Chat Completions Method
Set AUDIO_STT_MISTRAL_USE_CHAT_COMPLETIONS=true to use Mistral's chat completions API for transcription. This method:
- Requires audio in mp3 or wav format (automatic conversion is attempted)
- May provide different results than the standard endpoint
Using STT
- Click the microphone icon in the chat input
- Speak your message
- Click the microphone again or wait for silence detection
- Your speech will be transcribed and appear in the input box
Supported Audio Formats
Voxtral accepts common audio formats. The system defaults to accepting audio/* and video/webm.
If using the chat completions method, audio is automatically converted to mp3.
Troubleshooting
API Key Errors
If you see "Mistral API key is required":
- Verify your API key is entered correctly
- Check the API key hasn't expired
- Ensure your Mistral account has API access
Transcription Not Working
- Check container logs:
docker logs open-webui -f - Verify the STT Engine is set to
MistralAI - Try the standard transcription method (disable chat completions)
Audio Format Issues
If using chat completions method and audio conversion fails:
- Ensure FFmpeg is available in the container
- Try recording in a different format (wav or mp3)
- Switch to the standard transcription method
For more troubleshooting, see the Audio Troubleshooting Guide.

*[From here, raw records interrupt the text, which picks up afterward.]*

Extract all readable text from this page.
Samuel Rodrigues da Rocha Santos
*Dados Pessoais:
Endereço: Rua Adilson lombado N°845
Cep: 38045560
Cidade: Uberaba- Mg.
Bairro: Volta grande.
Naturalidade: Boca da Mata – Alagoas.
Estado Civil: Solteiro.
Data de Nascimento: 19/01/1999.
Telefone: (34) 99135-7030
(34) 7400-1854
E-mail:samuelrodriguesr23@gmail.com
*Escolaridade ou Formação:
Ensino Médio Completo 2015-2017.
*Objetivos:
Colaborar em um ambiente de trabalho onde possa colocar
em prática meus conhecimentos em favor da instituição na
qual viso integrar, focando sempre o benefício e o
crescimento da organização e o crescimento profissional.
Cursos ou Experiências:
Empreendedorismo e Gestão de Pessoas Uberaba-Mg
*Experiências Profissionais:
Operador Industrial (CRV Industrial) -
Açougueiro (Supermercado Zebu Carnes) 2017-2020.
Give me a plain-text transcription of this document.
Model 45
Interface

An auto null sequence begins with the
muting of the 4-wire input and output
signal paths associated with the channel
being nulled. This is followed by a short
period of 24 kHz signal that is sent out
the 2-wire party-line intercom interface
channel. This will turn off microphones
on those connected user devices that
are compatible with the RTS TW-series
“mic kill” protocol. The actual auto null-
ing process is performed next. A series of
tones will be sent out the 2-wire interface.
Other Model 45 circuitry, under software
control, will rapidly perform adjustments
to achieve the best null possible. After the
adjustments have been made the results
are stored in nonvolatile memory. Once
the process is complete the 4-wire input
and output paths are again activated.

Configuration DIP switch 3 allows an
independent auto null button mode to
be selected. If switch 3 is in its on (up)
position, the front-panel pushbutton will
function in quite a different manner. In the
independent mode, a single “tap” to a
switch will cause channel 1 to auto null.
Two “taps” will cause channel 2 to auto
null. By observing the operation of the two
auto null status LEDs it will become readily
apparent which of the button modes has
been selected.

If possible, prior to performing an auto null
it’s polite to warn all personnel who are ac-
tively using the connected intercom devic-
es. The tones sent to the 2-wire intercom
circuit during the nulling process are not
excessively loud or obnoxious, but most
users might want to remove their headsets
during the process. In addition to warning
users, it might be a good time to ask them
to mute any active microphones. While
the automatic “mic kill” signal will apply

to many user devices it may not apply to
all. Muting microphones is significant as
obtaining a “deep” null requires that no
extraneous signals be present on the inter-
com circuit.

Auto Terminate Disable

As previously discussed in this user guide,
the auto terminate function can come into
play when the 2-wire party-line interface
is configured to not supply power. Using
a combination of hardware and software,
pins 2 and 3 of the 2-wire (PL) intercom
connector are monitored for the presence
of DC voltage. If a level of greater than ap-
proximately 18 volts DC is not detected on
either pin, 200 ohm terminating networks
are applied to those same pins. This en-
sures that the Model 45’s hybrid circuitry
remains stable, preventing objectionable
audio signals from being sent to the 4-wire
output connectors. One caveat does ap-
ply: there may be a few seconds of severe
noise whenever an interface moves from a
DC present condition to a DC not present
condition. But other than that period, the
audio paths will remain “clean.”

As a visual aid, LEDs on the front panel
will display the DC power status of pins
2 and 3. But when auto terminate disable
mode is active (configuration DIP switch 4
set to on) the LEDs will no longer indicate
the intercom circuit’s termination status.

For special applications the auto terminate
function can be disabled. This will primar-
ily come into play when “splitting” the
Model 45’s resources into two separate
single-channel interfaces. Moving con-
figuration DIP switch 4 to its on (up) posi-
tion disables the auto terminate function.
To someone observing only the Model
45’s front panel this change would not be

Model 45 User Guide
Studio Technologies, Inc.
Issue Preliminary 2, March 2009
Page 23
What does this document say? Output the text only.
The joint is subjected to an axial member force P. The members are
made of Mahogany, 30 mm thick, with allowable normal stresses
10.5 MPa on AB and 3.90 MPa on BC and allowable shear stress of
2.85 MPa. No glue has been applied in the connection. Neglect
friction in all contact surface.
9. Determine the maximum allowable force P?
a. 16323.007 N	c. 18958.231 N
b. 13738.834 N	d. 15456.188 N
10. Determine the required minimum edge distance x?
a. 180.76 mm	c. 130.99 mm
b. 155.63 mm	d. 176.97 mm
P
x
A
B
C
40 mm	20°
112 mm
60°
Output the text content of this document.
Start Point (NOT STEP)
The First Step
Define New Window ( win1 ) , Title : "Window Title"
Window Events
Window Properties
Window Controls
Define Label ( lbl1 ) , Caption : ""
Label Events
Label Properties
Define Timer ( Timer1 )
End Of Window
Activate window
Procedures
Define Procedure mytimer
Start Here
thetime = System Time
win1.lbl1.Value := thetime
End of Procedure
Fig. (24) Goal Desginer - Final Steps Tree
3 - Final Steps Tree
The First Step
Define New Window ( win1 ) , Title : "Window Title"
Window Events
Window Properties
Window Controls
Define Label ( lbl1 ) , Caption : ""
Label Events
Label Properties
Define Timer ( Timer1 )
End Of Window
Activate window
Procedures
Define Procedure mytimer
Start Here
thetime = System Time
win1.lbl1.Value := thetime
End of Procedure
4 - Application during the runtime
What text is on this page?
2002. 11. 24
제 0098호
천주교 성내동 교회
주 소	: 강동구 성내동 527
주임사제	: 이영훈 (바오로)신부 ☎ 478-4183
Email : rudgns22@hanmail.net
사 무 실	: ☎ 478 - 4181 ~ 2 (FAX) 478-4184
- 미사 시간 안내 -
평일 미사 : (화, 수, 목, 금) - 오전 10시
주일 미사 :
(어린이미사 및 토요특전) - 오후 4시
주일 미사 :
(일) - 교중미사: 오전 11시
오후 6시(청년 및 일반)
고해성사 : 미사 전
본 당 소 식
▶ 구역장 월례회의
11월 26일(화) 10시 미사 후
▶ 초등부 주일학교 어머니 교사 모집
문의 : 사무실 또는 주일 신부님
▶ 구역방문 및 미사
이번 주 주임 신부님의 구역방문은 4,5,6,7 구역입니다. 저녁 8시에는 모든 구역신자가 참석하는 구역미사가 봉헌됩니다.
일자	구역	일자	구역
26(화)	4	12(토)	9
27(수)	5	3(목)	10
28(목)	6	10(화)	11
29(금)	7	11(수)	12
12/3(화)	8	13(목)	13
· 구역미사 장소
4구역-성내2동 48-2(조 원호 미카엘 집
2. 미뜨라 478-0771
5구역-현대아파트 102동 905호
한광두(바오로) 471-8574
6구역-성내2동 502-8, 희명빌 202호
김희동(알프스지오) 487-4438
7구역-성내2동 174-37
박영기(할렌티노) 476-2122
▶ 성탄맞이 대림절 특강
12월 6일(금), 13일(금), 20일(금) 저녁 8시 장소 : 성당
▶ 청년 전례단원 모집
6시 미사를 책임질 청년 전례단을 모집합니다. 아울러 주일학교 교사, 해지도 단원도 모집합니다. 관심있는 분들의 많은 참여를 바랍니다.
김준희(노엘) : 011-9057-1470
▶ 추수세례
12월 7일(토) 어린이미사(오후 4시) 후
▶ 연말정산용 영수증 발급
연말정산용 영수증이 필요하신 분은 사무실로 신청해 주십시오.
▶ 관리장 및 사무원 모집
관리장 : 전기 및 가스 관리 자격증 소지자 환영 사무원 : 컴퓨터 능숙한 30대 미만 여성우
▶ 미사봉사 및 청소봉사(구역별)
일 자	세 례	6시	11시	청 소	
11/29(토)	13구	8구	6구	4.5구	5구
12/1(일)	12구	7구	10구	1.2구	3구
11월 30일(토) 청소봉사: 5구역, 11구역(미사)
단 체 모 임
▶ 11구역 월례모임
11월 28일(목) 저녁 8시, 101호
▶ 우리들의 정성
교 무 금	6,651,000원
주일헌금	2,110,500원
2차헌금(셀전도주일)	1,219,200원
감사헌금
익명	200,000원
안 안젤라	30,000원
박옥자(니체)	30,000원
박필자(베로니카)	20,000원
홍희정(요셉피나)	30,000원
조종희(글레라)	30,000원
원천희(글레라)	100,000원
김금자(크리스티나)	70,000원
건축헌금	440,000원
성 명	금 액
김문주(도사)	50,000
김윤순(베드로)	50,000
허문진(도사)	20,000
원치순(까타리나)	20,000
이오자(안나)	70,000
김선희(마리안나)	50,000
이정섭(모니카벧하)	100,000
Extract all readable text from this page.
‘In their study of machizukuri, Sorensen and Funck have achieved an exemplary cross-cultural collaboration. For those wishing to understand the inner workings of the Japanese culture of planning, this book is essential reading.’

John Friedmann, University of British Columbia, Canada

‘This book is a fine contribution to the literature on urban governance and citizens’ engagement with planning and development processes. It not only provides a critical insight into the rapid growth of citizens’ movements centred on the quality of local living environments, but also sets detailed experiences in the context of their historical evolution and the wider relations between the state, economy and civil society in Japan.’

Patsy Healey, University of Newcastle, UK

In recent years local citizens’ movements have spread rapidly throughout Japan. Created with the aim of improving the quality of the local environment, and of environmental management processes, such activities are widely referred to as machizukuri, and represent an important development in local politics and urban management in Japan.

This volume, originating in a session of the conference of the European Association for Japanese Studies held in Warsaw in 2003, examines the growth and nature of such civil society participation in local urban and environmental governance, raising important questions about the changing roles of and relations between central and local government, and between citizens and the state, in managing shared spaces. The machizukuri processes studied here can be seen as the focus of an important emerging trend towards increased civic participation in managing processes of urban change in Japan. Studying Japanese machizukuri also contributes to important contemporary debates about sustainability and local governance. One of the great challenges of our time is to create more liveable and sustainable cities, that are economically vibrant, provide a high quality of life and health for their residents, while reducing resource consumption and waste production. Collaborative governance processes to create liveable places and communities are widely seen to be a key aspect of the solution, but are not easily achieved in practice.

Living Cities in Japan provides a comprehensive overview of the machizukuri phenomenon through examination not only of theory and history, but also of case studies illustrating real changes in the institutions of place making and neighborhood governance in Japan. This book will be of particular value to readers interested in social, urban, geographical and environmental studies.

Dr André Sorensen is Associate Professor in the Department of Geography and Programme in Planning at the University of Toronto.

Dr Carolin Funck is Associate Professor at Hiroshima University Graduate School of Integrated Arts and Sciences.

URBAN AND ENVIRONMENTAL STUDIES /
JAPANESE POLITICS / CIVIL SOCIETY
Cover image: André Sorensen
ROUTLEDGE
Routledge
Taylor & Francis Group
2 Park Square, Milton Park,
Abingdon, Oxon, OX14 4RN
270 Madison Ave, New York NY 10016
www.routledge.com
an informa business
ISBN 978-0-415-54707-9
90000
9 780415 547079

Comparison with Other STT Options
| Feature | Mistral Voxtral | OpenAI Whisper | Local Whisper |
|---|---|---|---|
| Cost | Per-minute pricing | Per-minute pricing | Free |
| Privacy | Audio sent to Mistral | Audio sent to OpenAI | Audio stays local |
| Model Options | voxtral-mini-latest | whisper-1 | tiny → large |
| GPU Required | No | No | Recommended |
Cost Considerations
Mistral charges per minute of audio for STT. Check Mistral's pricing page for current rates.
For free STT, use Local Whisper (the default) or the browser's Web API for basic transcription.